Posted by Penny at 9:06 pm
Monday, March 13, 2006
I told you the material I bought last week was green and yellow. Well, some of it was pink:
It's for a mystery quilt which started in April's Popular Patchwork, a British patchwork magazine that does not appear to have a web presence. I've wanted to do a mystery quilt for ages, but this is the first time I've been able to start at the beginning.
You don't get shown the overall design of the quilt you are making: it works like this:
- You get told what material to buy, and what shapes to cut it into.
- You get told how to sew some of the shapes together
- You get told how to sew the combined shapes together
- You get told how to finish the quilt
It isn't until you get to the end that you see the final design. Usually I find out about them at the last part, where the mystery is solved. No fun in that!
This time, I bought the magazine with the first part in it. Before I bought the material for the mystery quilt I made myself finish all the leaves for the "New Hampshire Autumn/Fall" quilt I am making (from a different magazine). They aren't sewn together, of course.

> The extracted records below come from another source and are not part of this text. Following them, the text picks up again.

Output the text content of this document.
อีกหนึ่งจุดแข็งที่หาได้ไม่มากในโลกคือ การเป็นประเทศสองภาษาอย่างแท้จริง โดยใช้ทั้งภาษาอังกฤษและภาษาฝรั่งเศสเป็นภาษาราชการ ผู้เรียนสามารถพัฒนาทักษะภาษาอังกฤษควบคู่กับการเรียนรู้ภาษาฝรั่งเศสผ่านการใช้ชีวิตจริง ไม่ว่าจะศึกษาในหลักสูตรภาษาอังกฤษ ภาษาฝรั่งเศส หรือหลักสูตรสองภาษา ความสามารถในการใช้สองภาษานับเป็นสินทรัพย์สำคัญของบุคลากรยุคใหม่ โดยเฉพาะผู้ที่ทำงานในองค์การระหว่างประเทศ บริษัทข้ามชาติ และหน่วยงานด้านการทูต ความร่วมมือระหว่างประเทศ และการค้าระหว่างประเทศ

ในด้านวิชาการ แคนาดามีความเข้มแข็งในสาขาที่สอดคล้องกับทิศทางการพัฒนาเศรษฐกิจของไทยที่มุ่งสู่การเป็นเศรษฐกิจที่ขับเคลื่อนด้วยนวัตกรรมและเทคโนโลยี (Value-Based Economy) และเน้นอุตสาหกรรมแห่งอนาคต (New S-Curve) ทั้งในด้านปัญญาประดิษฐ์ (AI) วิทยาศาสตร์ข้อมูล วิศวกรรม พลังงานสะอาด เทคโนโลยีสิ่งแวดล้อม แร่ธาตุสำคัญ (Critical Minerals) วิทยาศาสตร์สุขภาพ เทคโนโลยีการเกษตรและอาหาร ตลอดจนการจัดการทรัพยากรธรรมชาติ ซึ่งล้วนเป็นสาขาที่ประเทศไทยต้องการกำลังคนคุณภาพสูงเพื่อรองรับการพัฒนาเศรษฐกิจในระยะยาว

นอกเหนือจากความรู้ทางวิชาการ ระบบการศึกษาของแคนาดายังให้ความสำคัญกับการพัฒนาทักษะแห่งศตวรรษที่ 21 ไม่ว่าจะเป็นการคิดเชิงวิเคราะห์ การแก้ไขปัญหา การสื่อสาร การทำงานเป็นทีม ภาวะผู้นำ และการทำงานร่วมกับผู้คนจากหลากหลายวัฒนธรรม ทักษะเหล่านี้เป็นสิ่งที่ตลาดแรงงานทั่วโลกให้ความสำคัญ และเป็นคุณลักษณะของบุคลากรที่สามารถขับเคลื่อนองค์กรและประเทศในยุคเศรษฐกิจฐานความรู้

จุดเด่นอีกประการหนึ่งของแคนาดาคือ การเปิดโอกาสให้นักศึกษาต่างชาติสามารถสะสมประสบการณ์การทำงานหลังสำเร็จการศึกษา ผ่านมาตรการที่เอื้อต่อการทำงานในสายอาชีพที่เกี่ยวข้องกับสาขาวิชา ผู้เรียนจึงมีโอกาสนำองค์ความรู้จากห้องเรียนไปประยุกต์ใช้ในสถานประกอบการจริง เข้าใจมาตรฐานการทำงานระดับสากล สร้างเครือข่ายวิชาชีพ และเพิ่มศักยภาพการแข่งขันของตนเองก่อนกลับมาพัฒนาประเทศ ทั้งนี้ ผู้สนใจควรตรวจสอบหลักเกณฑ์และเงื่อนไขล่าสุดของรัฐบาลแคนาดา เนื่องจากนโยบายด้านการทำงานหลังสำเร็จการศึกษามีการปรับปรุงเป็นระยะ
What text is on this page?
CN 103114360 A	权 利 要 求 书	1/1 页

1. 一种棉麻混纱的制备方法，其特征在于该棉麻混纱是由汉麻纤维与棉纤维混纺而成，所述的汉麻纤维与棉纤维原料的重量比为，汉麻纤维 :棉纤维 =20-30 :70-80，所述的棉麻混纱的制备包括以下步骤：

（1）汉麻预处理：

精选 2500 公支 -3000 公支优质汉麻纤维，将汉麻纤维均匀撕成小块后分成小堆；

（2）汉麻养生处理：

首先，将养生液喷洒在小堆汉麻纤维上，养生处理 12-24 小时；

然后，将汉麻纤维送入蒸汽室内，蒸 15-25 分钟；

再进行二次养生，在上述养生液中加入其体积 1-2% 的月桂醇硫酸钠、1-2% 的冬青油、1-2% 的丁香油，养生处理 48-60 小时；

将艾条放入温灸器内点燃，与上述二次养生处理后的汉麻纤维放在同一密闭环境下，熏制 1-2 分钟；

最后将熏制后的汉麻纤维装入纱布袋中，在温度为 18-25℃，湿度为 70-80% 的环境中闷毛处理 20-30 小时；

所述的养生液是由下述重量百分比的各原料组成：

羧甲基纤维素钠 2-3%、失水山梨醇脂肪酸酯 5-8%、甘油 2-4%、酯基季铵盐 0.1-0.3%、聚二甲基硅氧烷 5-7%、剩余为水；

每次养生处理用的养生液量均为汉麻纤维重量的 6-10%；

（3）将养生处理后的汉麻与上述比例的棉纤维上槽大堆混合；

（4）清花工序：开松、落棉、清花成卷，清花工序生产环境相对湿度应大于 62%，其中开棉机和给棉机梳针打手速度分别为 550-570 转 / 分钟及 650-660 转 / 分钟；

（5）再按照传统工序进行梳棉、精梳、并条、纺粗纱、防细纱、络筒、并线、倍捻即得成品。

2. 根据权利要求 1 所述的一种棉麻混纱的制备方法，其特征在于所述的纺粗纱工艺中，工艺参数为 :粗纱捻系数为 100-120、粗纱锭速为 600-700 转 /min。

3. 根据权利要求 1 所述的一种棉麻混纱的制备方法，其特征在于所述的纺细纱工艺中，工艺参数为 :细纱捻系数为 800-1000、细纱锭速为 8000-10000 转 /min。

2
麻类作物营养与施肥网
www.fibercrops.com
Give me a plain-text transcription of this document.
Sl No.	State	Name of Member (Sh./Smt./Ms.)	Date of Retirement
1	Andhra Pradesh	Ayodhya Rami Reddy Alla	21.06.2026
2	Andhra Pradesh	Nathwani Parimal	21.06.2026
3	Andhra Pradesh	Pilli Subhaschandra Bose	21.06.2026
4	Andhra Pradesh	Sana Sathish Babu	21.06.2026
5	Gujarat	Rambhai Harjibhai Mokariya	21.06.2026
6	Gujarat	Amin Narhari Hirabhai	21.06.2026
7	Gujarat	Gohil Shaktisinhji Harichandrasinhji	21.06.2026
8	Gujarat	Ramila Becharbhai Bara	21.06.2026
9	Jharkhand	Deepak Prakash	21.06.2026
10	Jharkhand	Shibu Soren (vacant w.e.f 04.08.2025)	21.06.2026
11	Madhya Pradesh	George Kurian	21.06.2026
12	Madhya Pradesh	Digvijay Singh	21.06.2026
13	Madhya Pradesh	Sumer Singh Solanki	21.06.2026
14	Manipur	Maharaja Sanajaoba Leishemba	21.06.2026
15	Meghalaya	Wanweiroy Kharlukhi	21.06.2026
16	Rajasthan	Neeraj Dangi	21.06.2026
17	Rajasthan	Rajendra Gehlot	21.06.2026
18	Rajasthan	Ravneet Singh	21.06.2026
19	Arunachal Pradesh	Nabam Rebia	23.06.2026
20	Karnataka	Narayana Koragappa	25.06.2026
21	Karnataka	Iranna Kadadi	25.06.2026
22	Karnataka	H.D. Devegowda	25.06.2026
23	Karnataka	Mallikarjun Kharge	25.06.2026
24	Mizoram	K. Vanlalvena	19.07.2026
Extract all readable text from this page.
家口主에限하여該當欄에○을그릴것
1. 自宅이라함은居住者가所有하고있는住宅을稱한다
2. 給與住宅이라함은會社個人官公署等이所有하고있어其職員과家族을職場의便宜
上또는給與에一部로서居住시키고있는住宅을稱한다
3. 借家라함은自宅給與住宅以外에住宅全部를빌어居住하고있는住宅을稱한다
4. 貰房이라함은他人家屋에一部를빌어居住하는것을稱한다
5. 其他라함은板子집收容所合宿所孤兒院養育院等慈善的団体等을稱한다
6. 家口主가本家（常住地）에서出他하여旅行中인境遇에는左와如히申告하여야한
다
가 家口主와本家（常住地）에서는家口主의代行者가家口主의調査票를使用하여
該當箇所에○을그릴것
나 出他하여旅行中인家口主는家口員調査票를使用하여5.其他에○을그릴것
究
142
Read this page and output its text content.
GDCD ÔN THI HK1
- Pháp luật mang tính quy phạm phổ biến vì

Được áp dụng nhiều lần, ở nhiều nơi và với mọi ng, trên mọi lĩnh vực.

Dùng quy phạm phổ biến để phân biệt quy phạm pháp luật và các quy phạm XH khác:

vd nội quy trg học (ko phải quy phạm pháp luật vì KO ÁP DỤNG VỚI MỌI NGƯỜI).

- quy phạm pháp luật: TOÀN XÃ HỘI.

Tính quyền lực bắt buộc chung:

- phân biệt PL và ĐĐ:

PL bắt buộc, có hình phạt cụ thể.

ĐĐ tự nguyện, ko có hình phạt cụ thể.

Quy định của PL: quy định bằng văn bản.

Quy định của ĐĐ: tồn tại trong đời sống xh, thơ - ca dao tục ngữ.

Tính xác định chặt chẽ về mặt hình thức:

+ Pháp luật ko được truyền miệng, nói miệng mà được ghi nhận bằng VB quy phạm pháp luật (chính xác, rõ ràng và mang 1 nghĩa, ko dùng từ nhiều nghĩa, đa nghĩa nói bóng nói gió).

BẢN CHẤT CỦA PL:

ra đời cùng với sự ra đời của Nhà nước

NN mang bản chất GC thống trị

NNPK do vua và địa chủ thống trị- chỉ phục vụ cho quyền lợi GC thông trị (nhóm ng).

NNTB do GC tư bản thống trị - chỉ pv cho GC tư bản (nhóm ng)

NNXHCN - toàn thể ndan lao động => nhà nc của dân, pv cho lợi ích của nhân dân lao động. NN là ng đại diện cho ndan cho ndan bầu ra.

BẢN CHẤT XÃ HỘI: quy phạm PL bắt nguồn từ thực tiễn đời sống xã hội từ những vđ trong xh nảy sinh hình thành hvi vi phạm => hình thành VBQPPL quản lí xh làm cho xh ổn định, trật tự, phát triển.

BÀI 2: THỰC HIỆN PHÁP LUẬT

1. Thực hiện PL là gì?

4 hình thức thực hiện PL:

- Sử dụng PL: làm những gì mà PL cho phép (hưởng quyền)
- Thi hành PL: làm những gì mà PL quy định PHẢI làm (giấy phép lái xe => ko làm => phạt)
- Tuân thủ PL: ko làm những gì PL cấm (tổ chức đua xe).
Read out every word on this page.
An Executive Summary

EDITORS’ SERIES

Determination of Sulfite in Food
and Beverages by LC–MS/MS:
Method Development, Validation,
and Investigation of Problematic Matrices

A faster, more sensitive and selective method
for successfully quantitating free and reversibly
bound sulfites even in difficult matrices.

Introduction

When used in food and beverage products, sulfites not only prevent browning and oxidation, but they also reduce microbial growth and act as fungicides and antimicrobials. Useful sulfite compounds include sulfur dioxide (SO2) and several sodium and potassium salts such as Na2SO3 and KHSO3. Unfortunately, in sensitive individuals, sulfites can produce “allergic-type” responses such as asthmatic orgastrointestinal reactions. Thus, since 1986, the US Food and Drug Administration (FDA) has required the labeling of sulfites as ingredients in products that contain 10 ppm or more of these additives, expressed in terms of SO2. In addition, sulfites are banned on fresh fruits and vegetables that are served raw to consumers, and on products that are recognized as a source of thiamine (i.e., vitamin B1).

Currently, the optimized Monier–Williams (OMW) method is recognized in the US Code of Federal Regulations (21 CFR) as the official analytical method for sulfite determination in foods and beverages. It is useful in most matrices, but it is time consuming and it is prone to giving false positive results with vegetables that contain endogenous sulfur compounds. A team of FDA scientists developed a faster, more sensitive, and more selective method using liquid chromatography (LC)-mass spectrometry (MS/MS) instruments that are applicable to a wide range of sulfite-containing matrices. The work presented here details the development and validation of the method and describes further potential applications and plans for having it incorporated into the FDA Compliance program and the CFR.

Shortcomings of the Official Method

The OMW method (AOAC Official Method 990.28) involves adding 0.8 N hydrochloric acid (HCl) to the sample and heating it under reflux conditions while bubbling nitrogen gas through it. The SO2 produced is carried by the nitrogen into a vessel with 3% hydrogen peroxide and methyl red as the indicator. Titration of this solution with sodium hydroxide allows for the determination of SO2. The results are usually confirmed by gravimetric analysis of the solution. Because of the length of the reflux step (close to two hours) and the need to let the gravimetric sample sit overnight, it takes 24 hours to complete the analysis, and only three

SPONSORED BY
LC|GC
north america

I took the magazine with me to the quilt shop, looking for a material with a pattern. I ended up with cabbages - "market cabbages" which is a fairly new print from Makeower. It is predominately green with some yellow veining on the leaves, and some pink as well. Material B was another pattern, Material E was a dark colour, the same as in B, materials C and D were mid and light yellow. Finally, material F was a neutral colour, possibly tone on tone:
I've spent the last few days cutting pieces out, and trying to work out what it will look like. There are lots of 3 7/8 inch squares(no metric for quilters), which implies they are going to be half square triangles - that is a triangle formed from cutting a square in half. The patterns each have two 6 1/2 inch squares, probably for feature squares etc.
The May issue comes out on March 17th - Friday. I want to get the other pieces cut out first, and then see about sewing them up.
Posted by Penny at 9:16 pm
Thursday, March 09, 2006
I've now signed up to project spectrum, so in March I should be thinking about making something pink or red.
"Thinking about" is good. I can "think about" making something.
Its not quite the same as "making something".
I am making many things, but none of them are pink or red.
I even bought some material today to start to make yet another thing, and some of the material is green and some of it is yellow, but it is not pink or red.
I prepose to continue to "think about" making a pink thing or a red thing.
Posted by Penny at 5:19 pm
Saturday, March 04, 2006
Actually, the list of stuff I haven't blogged about would exceed blogger's storage space, and take forever to write about: I'll list just the topics I've thought about writing in the last two weeks, but haven't.
1) De-stashing - since November, approximately 8 balls of yarn have turned into 3 scarves for presents and another 8 balls of boring acrylic turning into someone else's stash so they could knit for hospitals. I might even put some pictures up later.
2) Re-stashing, with my first 4 balls of Noro Kueryon, a yarn I've wanted ever since I saw the pattern for Rosedale United in Knitty (Rosedale United needs 11 balls).
3) Crotchet blankets in hospitals
4) S'n'B on Wednesday
5) The power cut that affected our house (and 71 others) on Thursday morning,
but not the other houses in our shared driveway.
6) Being part of a statistical trend: it is rather depressing when you read a govt report about women in SET (Science, Engineering and Technology) and realisng that you are following the pattern described. I want to tell everyone that I'm the outlying number, the one that they ignore as being outside the trend, the individual, and I realise I am in the middle of the cluster.
7) Internet users becoming the main content providers, just like they were in the mid 1990s.
8) The tutor marked assessment for my OU course.
9) Thinking about thinking about technical writing.
10) The 32 patchwork blocks I have made for a quilt.
11) Making 4 scarves in the last four months, and a single scarf in the rest of my knitting career.
12) Yvonne's gorgeous jumper, which she made for the Knitting Olympics: no pics on my blog, but some of the WIP on Tracey's blog.
13) Having realised I could create a web-site for a purpose.